In compliance with the School Code, all students are required to submit to health and dental examinations in order to protect the school community from the spread of communicable disease, to ensure that the student’s participation in health, safety and physical education courses meets his/her individual needs, and to ensure that the learning potential of each student is not lessened by a treatable physical disability.
We recommend that these exams be done by your child’s pediatrician and/or your family dentist, at your expense, since they can best evaluate your child’s health and help you to obtain the necessary treatment and correction. If this is not possible, the school doctor and dentist can perform these mandated exams with written parent permission.
The following are required examinations during a student’s enrollment:
|New students in all grades||Physical Exam & Dental Exam|
|Grade 3||Dental Exam|
|Grade 6||Physical Exam|
|Grade 7||Dental Exam|
|Grade 11||Physical Exam|
It is the policy of the Chartiers Valley School District to provide assistance to any person(s) who may be suffering from an opioid overdose following School Board policy. Staff members trained in accordance with the policy shall make every reasonable effort to revive the victim of an apparent drug overdose, including the use of Naloxone (Narcan), a medication that can immediately reverse the life-threatening effect of an overdose caused by an opioid drug.
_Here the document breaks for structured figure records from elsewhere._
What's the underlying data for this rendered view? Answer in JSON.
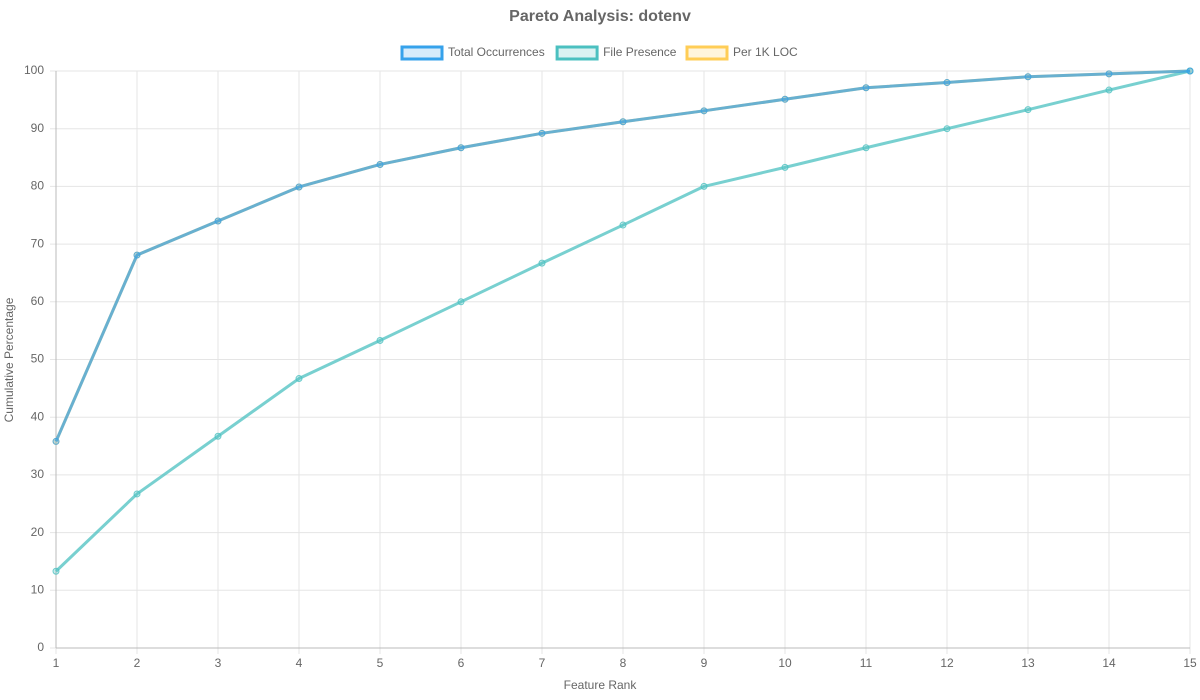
{
  "chart_data": {
    "type": "line",
    "title": "Pareto Analysis: dotenv",
    "x_label": "Feature Rank",
    "y_label": "Cumulative Percentage",
    "x": [
      1,
      2,
      3,
      4,
      5,
      6,
      7,
      8,
      9,
      10,
      11,
      12,
      13,
      14,
      15
    ],
    "series": [
      {
        "name": "Total Occurrences",
        "color": "#36a2eb",
        "values": [
          35.8,
          68.1,
          74.0,
          79.9,
          83.8,
          86.7,
          89.2,
          91.2,
          93.1,
          95.1,
          97.1,
          98.0,
          99.0,
          99.5,
          100
        ]
      },
      {
        "name": "File Presence",
        "color": "#4bc0c0",
        "values": [
          13.3,
          26.7,
          36.7,
          46.7,
          53.3,
          60.0,
          66.7,
          73.3,
          80.0,
          83.3,
          86.7,
          90.0,
          93.3,
          96.7,
          100
        ]
      },
      {
        "name": "Per 1K LOC",
        "color": "#ffcd56",
        "values": [
          35.8,
          68.1,
          74.0,
          79.9,
          83.8,
          86.7,
          89.2,
          91.2,
          93.1,
          95.1,
          97.1,
          98.0,
          99.0,
          99.5,
          100
        ]
      }
    ],
    "xlim": [
      1,
      15
    ],
    "xticks": [
      1,
      2,
      3,
      4,
      5,
      6,
      7,
      8,
      9,
      10,
      11,
      12,
      13,
      14,
      15
    ],
    "ylim": [
      0,
      100
    ],
    "yticks": [
      0,
      10,
      20,
      30,
      40,
      50,
      60,
      70,
      80,
      90,
      100
    ],
    "grid": true,
    "legend": "top"
  }
}
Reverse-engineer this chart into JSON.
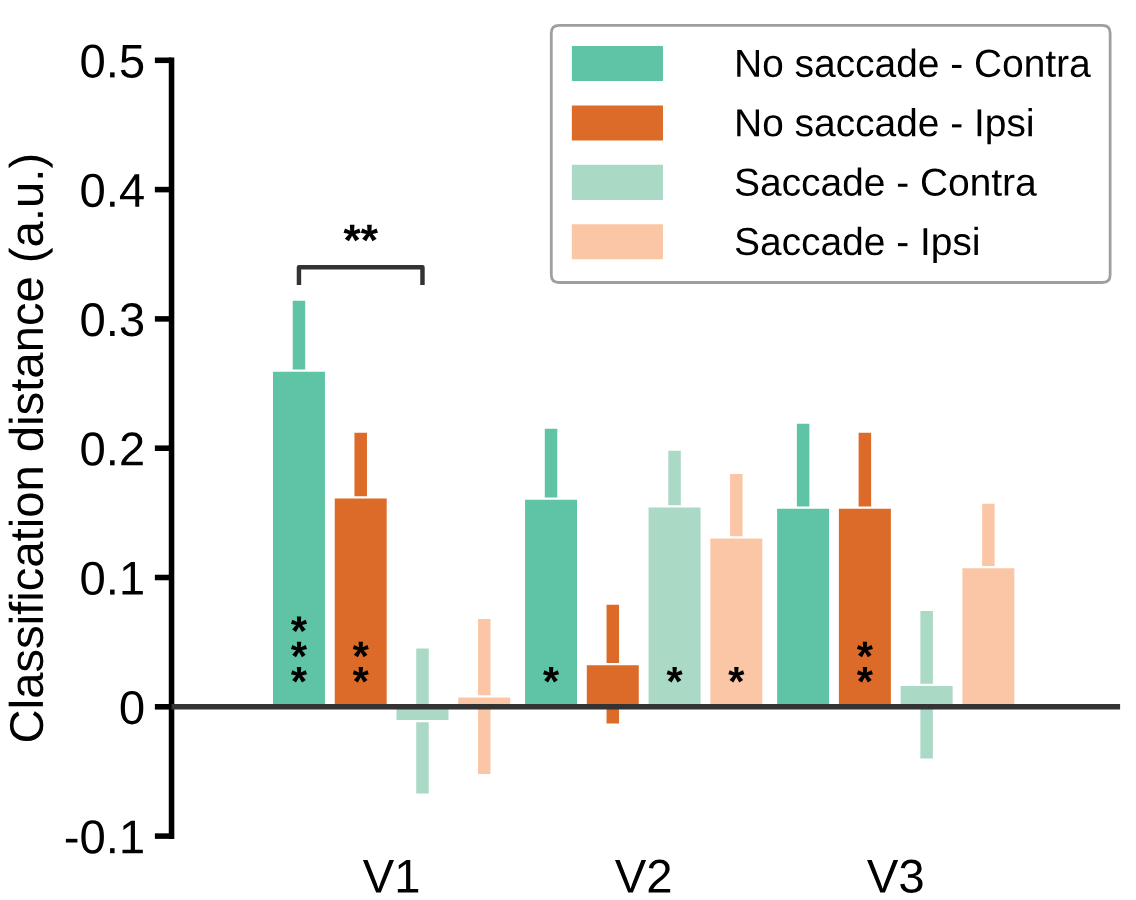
{
  "chart_data": {
    "type": "bar",
    "ylabel": "Classification distance (a.u.)",
    "categories": [
      "V1",
      "V2",
      "V3"
    ],
    "series": [
      {
        "name": "No saccade - Contra",
        "color": "#5fc3a6",
        "values": [
          0.26,
          0.161,
          0.154
        ],
        "errors": [
          0.054,
          0.054,
          0.065
        ],
        "value_labels": [
          "*\n*\n*",
          "*",
          null
        ]
      },
      {
        "name": "No saccade - Ipsi",
        "color": "#dc6a28",
        "values": [
          0.162,
          0.033,
          0.154
        ],
        "errors": [
          0.05,
          0.046,
          0.058
        ],
        "value_labels": [
          "*\n*",
          null,
          "*\n*"
        ]
      },
      {
        "name": "Saccade - Contra",
        "color": "#aad9c5",
        "values": [
          -0.011,
          0.155,
          0.017
        ],
        "errors": [
          0.056,
          0.043,
          0.057
        ],
        "value_labels": [
          null,
          "*",
          null
        ]
      },
      {
        "name": "Saccade - Ipsi",
        "color": "#fbc6a5",
        "values": [
          0.008,
          0.131,
          0.108
        ],
        "errors": [
          0.06,
          0.049,
          0.049
        ],
        "value_labels": [
          null,
          "*",
          null
        ]
      }
    ],
    "annotations": [
      "**"
    ],
    "ylim": [
      -0.1,
      0.5
    ],
    "yticks": [
      -0.1,
      0,
      0.1,
      0.2,
      0.3,
      0.4,
      0.5
    ],
    "legend": "top right"
  }
}
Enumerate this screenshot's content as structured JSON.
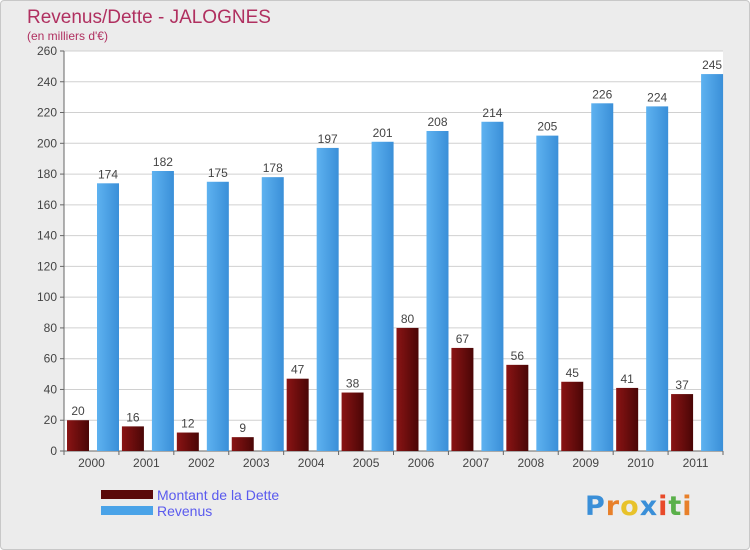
{
  "title": "Revenus/Dette - JALOGNES",
  "subtitle": "(en milliers d'€)",
  "chart_data": {
    "type": "bar",
    "categories": [
      "2000",
      "2001",
      "2002",
      "2003",
      "2004",
      "2005",
      "2006",
      "2007",
      "2008",
      "2009",
      "2010",
      "2011"
    ],
    "series": [
      {
        "name": "Montant de la Dette",
        "color": "#7a0f0f",
        "values": [
          20,
          16,
          12,
          9,
          47,
          38,
          80,
          67,
          56,
          45,
          41,
          37
        ]
      },
      {
        "name": "Revenus",
        "color": "#4aa3e8",
        "values": [
          174,
          182,
          175,
          178,
          197,
          201,
          208,
          214,
          205,
          226,
          224,
          245
        ]
      }
    ],
    "ylim": [
      0,
      260
    ],
    "yticks": [
      0,
      20,
      40,
      60,
      80,
      100,
      120,
      140,
      160,
      180,
      200,
      220,
      240,
      260
    ],
    "grid": true,
    "legend_position": "bottom-left"
  },
  "legend": [
    {
      "label": "Montant de la Dette",
      "color": "#7a0f0f"
    },
    {
      "label": "Revenus",
      "color": "#4aa3e8"
    }
  ],
  "logo": {
    "letters": [
      "P",
      "r",
      "o",
      "x",
      "i",
      "t",
      "i"
    ],
    "colors": [
      "#3a8fd8",
      "#e8802a",
      "#e8c22a",
      "#3a8fd8",
      "#e84a2a",
      "#5ab04a",
      "#e8802a"
    ]
  }
}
Signs and symptoms of possible opioid overdose include:
- Unresponsiveness or loss of consciousness
- Absence of breathing, or slow/shallow respirations
- Snoring or gurgling sounds due to partial upper airway obstruction
- Cyanosis (blueness) of lips and/or nail beds
- Pinpoint pupils
- Clamminess, pallor of skin
Suspected overdoses should immediately be reported to a building administrator, nurse or School Resource Officer (SRO), who will assess the individual, administer Narcan if needed, and call 9-1-1.
Certain statutory immunities from criminal and civil liability exist for persons who report a drug overdose or who administer Narcan in emergency situations in accordance with the law.